BARDA Direktörü Dr. Rick A. Bright, “Koronavirüs aşısının mümkün olan en kısa sürede kullanıma hazır hale gelmesi için aşı endüstrisinin liderleri arasında stratejik ittifaklar kurulması gerekli,” diye konuştu. “Adjuvantlı rekombinant bazlı COVID-19 aşı adayının geliştirilmesi, aşının dozunu azaltarak daha çok insana aşı tedarik etmek suretiyle bu salgını sona erdirme potansiyeline sahip; ayrıca dünyanın gelecekteki Koronavirüs salgınlarına karşı daha hazırlıklı olmasına, hatta salgınların önlenmesine yardımcı olabilir.”
İki şirket, Sanofi Global Aşılar İş Kolu Başkanı David Loew ve GSK Aşılar Bölümü Başkanı Roger Connor'ın ortak başkanlık edeceği bir Ortak Çalışma Ekibi kurdular.
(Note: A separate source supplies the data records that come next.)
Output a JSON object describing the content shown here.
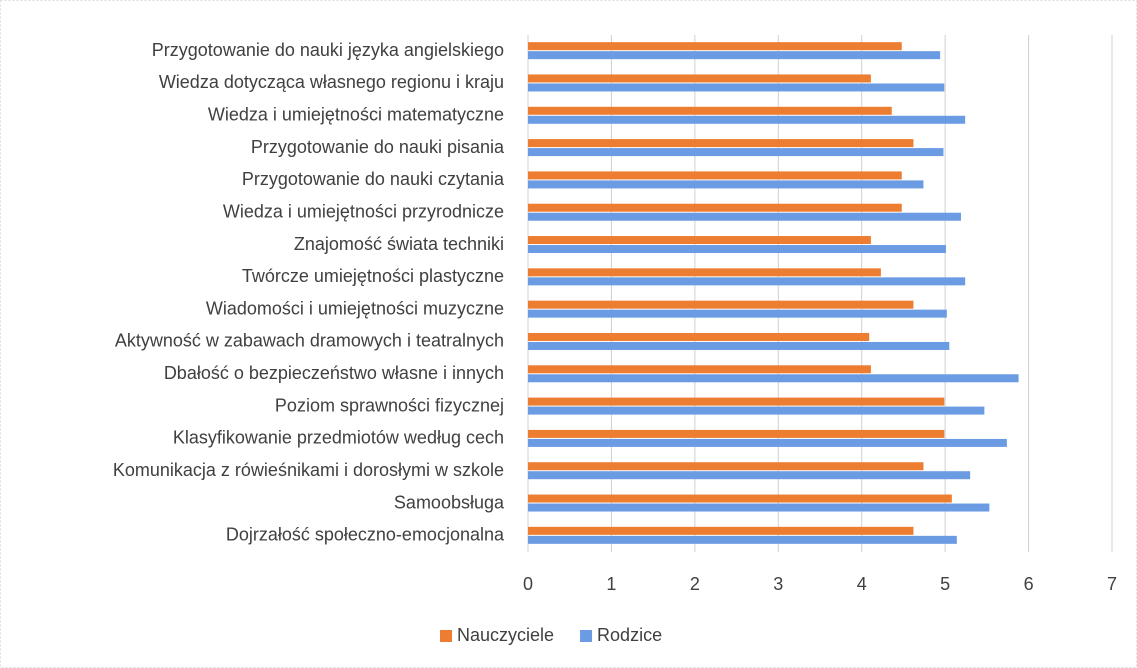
{
  "chart_data": {
    "type": "hbar",
    "categories": [
      "Przygotowanie do nauki języka angielskiego",
      "Wiedza dotycząca własnego regionu i kraju",
      "Wiedza i umiejętności matematyczne",
      "Przygotowanie do nauki pisania",
      "Przygotowanie do nauki czytania",
      "Wiedza i umiejętności przyrodnicze",
      "Znajomość świata techniki",
      "Twórcze umiejętności plastyczne",
      "Wiadomości i umiejętności muzyczne",
      "Aktywność  w zabawach dramowych i teatralnych",
      "Dbałość o bezpieczeństwo własne i innych",
      "Poziom sprawności fizycznej",
      "Klasyfikowanie przedmiotów według cech",
      "Komunikacja z rówieśnikami i dorosłymi w szkole",
      "Samoobsługa",
      "Dojrzałość społeczno-emocjonalna"
    ],
    "series": [
      {
        "name": "Nauczyciele",
        "color": "#ed7d31",
        "values": [
          4.48,
          4.11,
          4.36,
          4.62,
          4.48,
          4.48,
          4.11,
          4.23,
          4.62,
          4.09,
          4.11,
          4.99,
          4.99,
          4.74,
          5.08,
          4.62
        ]
      },
      {
        "name": "Rodzice",
        "color": "#6b9be3",
        "values": [
          4.94,
          4.99,
          5.24,
          4.98,
          4.74,
          5.19,
          5.01,
          5.24,
          5.02,
          5.05,
          5.88,
          5.47,
          5.74,
          5.3,
          5.53,
          5.14
        ]
      }
    ],
    "xlim": [
      0,
      7
    ],
    "xticks": [
      0,
      1,
      2,
      3,
      4,
      5,
      6,
      7
    ],
    "grid": true,
    "legend": "bottom"
  }
}
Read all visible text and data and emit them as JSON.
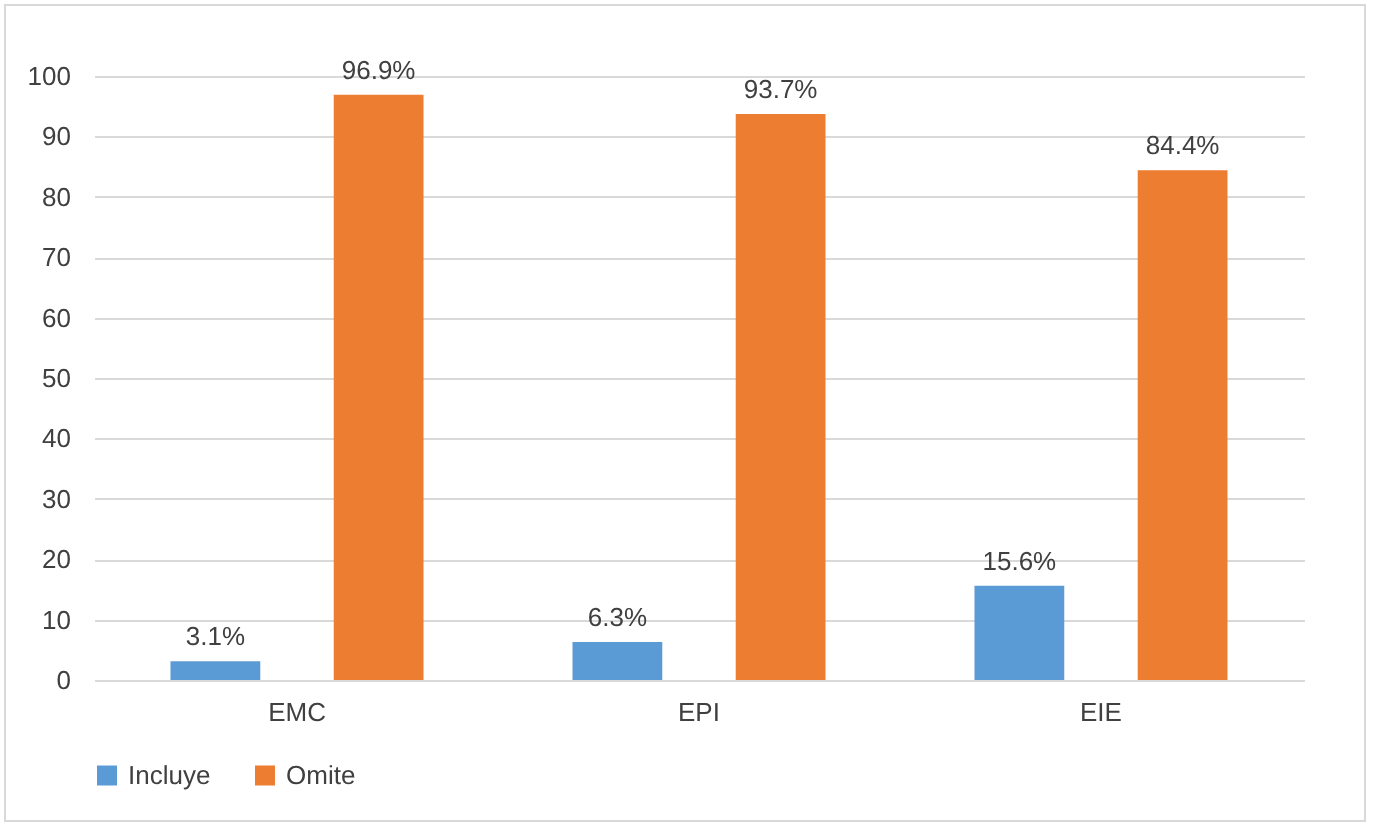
{
  "chart_data": {
    "type": "bar",
    "categories": [
      "EMC",
      "EPI",
      "EIE"
    ],
    "series": [
      {
        "name": "Incluye",
        "color": "#5b9bd5",
        "values": [
          3.1,
          6.3,
          15.6
        ],
        "value_labels": [
          "3.1%",
          "6.3%",
          "15.6%"
        ]
      },
      {
        "name": "Omite",
        "color": "#ed7d31",
        "values": [
          96.9,
          93.7,
          84.4
        ],
        "value_labels": [
          "96.9%",
          "93.7%",
          "84.4%"
        ]
      }
    ],
    "ylim": [
      0,
      100
    ],
    "yticks": [
      0,
      10,
      20,
      30,
      40,
      50,
      60,
      70,
      80,
      90,
      100
    ],
    "grid": "y",
    "legend": "bottom"
  }
}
Çalışma Ekibi, aday aşının gelişimini hızlandırmak için her türlü fırsatı değerlendirmek amacıyla her iki şirketin kaynaklarını seferber edecek.
Sanofi ve GSK, salgının olağanüstü insani ve finansal zorluğu göz önüne alındığında COVID-19 aşısına küresel erişimin bir öncelik olduğu inancıyla, bu iş birliği tarafından geliştirilen tüm aşıların kamuoyu için uygun fiyatlı olacağını ve bütün ülkelerdeki insanların adilce erişebileceği mekanizmalar aracılığıyla sunulacağını taahhüt ediyor.
Bu girişim, Sanofi ve GSK'nin COVID-19 ile mücadelede de devam eden katkıları açısından yeni ve önemli bir kilometre taşıdır. Şirketler, bir an önce birlikte çalışmaya başlayabilmek üzere bir Materyal Transfer Anlaşması imzaladılar. İş birliğinin kesin şartlarının önümüzdeki birkaç hafta içinde kesinleşmesi bekleniyor.